The district court granted his motion, assessed a partial filing fee of $8.40, and ordered Thomas to pay the fee within three weeks. When he failed to do so, the court dismissed his lawsuit without prejudice.

Thomas objected, claiming he had no money or income and that any money he received was automatically deducted from his account and applied to the debt he had incurred when printing his complaint. The court ignored his letter, and he appealed.

“Although the district court properly assessed the initial partial filing fee,” the Seventh Circuit concluded that it had “abused its discretion by dismissing the case without determining whether Thomas was at fault for not paying that initial fee.”

Citing Fifth, Seventh, Ninth, and Eleventh Circuit precedent, the Court of Appeals wrote that “because a court may not dismiss the suit of a prisoner who has ‘a lack of funds in the account,’ the court must determine if nonpayment happened for that reason.” Therefore, “the district court should have attempted to learn why the fee had not been paid” before dismissing the suit.

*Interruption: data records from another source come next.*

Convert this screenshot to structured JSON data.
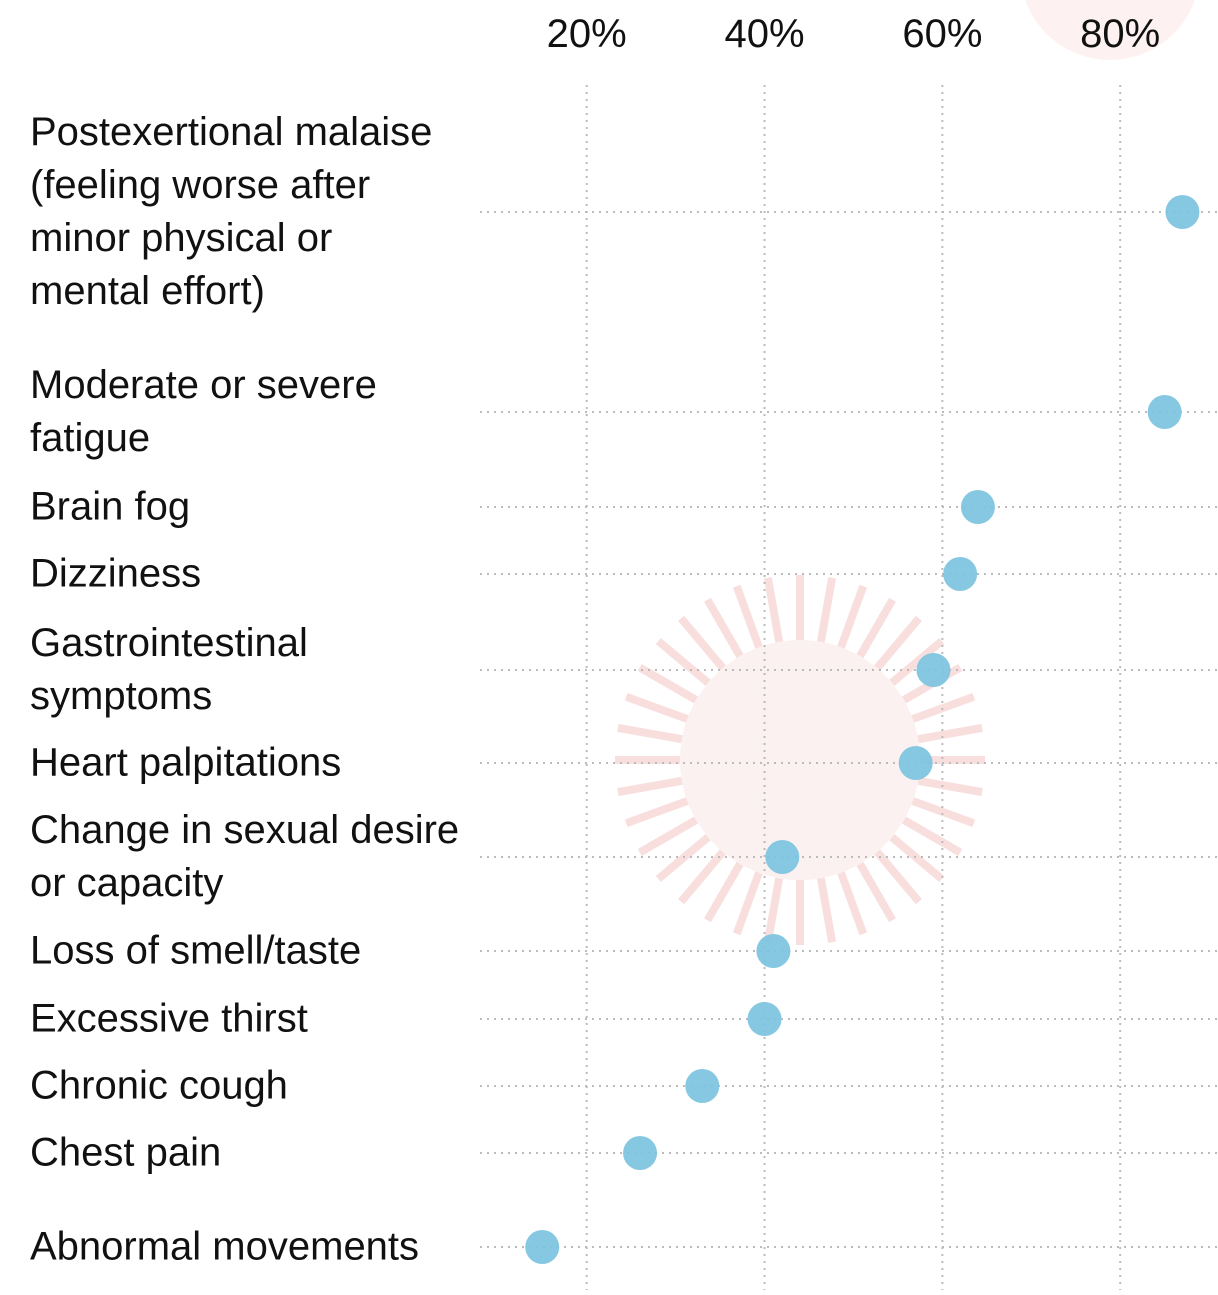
{
  "chart_data": {
    "type": "dot",
    "categories": [
      "Postexertional malaise (feeling worse after minor physical or mental effort)",
      "Moderate or severe fatigue",
      "Brain fog",
      "Dizziness",
      "Gastrointestinal symptoms",
      "Heart palpitations",
      "Change in sexual desire or capacity",
      "Loss of smell/taste",
      "Excessive thirst",
      "Chronic cough",
      "Chest pain",
      "Abnormal movements"
    ],
    "values": [
      87,
      85,
      64,
      62,
      59,
      57,
      42,
      41,
      40,
      33,
      26,
      15
    ],
    "color": "#7cc3df",
    "xlim": [
      8,
      91
    ],
    "xticks": [
      {
        "value": 20,
        "label": "20%"
      },
      {
        "value": 40,
        "label": "40%"
      },
      {
        "value": 60,
        "label": "60%"
      },
      {
        "value": 80,
        "label": "80%"
      }
    ],
    "grid": true
  }
}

The appellate court recognized that Thomas’ ending account balance was $0.02, he had received no deposits in the previous two months and only $1.50 had been deposited within the previous three months. “But the truth of his assertion that he lacked funds, and whether he can be faulted for lacking them, is for the district court to determine in the first instance,” the Court stated in remanding the case. See: Thomas v. Butts, 745 F.3d 309 (7th Cir. 2014).